It is the paradox of medical billing: Medical insurance means you might actually have to pay more in some cases.
Take the story of one frustrated patient in Southern California who needed a CT scan of her abdomen and pelvis after colon surgery. Her visit for the scan at Long Beach Memorial Medical Center cost $6,707 total. With her Blue Shield of California insurance, her out-of-pocket cost was $2,336.
But what if she had not used her insurance and paid straight cash instead? Then her cost would have been halved -- only costing $1,054 according to a story in Los Angeles Times.
?I was really upset that I got charged so much and Blue Shield allowed that. You expect them to work harder for you and negotiate a better deal,? Long Beach patient, Jo Ann Snyder, 57, said in the LAT.
Her story reveals the murky underworld of medical billing: There is the price that hospitals and doctors charge insurance companies and the price they charge if patients pay in cash. The lack of price transparency is just another piece of the ever-more complicated landscape of medical billing.
Budget gaps at hospitals have forced many institutions to raise prices, even as new government rules have placed some limits on what they can charge the patients without insurance, according to the LAT. Ultimately the cost to underwrite the uninsured is passed on to insurance companies and insured patients -- who can end up paying up to 10 times as much as cash-pay patients do for the same procedure.
Many hospitals and physicians offer big discounts for cash-paying patients regardless of income or insurance coverage -- but that fact is largely obscured from patients. "The last thing the insurance companies want you to know is how inexpensive this stuff really is, David Belk, an internist in Alameda, Calif. and creator of the True Cost of Healthcare website to educate the public about medical cost markups, told the LAT.
And as these higher costs being passed on to patients, billing services and companies are getting more aggressive about collections, going as far as badgering patients in the emergency room for payment.
And it's not just price transparency at the hospital.

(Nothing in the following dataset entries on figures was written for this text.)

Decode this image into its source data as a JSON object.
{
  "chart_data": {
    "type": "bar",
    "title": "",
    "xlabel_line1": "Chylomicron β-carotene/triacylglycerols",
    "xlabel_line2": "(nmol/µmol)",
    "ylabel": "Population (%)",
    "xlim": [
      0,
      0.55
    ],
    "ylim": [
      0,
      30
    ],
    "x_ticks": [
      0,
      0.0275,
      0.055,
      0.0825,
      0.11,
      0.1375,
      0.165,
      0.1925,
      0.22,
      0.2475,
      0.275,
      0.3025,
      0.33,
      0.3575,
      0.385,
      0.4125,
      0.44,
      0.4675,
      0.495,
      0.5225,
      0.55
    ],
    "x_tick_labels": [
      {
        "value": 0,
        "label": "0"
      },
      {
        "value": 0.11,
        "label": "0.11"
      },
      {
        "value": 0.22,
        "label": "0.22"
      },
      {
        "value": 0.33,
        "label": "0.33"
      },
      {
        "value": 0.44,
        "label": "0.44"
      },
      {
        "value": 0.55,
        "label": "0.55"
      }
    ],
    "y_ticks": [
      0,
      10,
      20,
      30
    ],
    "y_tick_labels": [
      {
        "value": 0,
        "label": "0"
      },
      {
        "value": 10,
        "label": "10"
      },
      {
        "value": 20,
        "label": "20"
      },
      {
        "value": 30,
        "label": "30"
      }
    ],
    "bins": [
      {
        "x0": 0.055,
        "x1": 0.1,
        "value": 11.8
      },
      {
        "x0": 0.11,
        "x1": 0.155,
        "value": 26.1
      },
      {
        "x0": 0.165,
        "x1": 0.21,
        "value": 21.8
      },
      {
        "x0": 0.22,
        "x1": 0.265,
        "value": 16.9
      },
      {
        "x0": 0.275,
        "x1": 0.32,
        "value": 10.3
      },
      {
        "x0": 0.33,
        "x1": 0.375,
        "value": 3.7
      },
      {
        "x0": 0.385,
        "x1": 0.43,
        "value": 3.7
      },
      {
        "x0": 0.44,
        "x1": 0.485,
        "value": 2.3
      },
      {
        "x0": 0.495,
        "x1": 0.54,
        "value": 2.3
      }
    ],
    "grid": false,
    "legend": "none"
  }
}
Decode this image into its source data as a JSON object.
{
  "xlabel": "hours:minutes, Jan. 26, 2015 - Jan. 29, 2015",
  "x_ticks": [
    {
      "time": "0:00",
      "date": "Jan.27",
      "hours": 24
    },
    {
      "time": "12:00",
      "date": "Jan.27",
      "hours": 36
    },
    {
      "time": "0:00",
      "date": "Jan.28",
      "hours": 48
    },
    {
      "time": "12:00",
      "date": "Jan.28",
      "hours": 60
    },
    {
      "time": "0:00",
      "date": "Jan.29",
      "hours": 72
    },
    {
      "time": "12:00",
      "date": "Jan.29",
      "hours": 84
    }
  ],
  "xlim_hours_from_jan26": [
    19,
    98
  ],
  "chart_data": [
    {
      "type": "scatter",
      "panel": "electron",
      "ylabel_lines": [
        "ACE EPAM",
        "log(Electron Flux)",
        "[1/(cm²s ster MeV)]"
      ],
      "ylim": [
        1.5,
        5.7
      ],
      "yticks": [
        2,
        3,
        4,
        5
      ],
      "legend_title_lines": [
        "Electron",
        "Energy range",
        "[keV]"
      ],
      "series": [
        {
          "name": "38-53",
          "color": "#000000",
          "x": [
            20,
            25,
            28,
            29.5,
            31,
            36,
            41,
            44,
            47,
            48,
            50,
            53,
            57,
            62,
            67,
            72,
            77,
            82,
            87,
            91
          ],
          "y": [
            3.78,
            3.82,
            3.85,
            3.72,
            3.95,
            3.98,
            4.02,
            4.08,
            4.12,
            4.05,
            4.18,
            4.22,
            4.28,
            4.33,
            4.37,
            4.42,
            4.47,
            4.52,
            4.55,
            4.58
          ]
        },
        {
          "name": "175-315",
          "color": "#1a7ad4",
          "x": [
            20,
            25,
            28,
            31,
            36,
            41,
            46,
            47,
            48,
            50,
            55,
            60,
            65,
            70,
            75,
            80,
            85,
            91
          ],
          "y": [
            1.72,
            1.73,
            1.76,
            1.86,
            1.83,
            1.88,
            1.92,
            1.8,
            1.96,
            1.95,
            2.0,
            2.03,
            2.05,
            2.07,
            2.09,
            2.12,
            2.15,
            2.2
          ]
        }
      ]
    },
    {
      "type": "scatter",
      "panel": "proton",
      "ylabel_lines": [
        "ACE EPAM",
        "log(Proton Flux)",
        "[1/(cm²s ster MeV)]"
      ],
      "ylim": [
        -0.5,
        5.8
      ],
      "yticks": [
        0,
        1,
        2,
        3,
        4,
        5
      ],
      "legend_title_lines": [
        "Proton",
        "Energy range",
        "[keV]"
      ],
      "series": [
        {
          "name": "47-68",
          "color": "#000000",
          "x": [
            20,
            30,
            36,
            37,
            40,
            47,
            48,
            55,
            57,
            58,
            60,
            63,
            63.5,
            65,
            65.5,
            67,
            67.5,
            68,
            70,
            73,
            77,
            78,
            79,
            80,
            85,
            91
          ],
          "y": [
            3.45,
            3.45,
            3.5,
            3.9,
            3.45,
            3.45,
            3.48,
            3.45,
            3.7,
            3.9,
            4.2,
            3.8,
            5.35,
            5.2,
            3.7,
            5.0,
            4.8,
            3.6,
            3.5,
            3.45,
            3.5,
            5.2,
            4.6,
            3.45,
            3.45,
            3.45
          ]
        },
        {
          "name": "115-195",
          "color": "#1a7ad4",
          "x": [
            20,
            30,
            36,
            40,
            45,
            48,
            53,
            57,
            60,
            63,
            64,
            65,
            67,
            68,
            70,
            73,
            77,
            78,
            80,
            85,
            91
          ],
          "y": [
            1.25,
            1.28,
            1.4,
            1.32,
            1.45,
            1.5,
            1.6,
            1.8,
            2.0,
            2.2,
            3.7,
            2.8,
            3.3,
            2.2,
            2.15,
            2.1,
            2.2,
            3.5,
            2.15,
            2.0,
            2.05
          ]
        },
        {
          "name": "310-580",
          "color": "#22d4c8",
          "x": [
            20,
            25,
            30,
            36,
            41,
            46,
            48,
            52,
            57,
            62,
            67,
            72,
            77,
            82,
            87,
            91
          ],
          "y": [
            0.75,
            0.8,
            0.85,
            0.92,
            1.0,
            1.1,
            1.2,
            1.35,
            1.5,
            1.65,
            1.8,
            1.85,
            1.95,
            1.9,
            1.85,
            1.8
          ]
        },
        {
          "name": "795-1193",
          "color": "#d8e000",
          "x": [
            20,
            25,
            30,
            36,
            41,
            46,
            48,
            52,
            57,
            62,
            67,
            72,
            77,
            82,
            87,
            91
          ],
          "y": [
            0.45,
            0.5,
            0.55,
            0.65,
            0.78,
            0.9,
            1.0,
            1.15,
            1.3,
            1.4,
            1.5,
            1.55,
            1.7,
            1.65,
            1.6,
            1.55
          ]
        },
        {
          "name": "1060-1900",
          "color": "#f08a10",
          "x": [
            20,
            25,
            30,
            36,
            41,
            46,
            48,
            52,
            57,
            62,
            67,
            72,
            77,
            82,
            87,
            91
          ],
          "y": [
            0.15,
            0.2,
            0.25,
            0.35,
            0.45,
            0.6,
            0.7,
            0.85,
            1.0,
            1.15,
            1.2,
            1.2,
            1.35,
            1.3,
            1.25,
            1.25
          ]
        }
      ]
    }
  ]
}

It's with doctors as well. A New York couple, who was profiled in the New York Times, is trying to unspool a billing and debt collection nightmare after getting his and hers colonscopies with two different in-network doctors. But both also included full anesthesia, which was not covered by their insurance company.
Colonoscopies are recommended for people over the age of 50 -- but extra services associated with it, such as full anesthesia, are not always covered by insurance. The procedure can also be done under a lighter, sedative anesthesia.
The couple's billing issues underscore how some doctors are opting for more expensive routes to complete a procedure, even when it's unclear to the patient what will -- and will not -- be covered by insurance. For patients. the best course of action is to talk to the doctor to find out exactly what is involved in a procedure and check with the insurance company to make sure it is covered.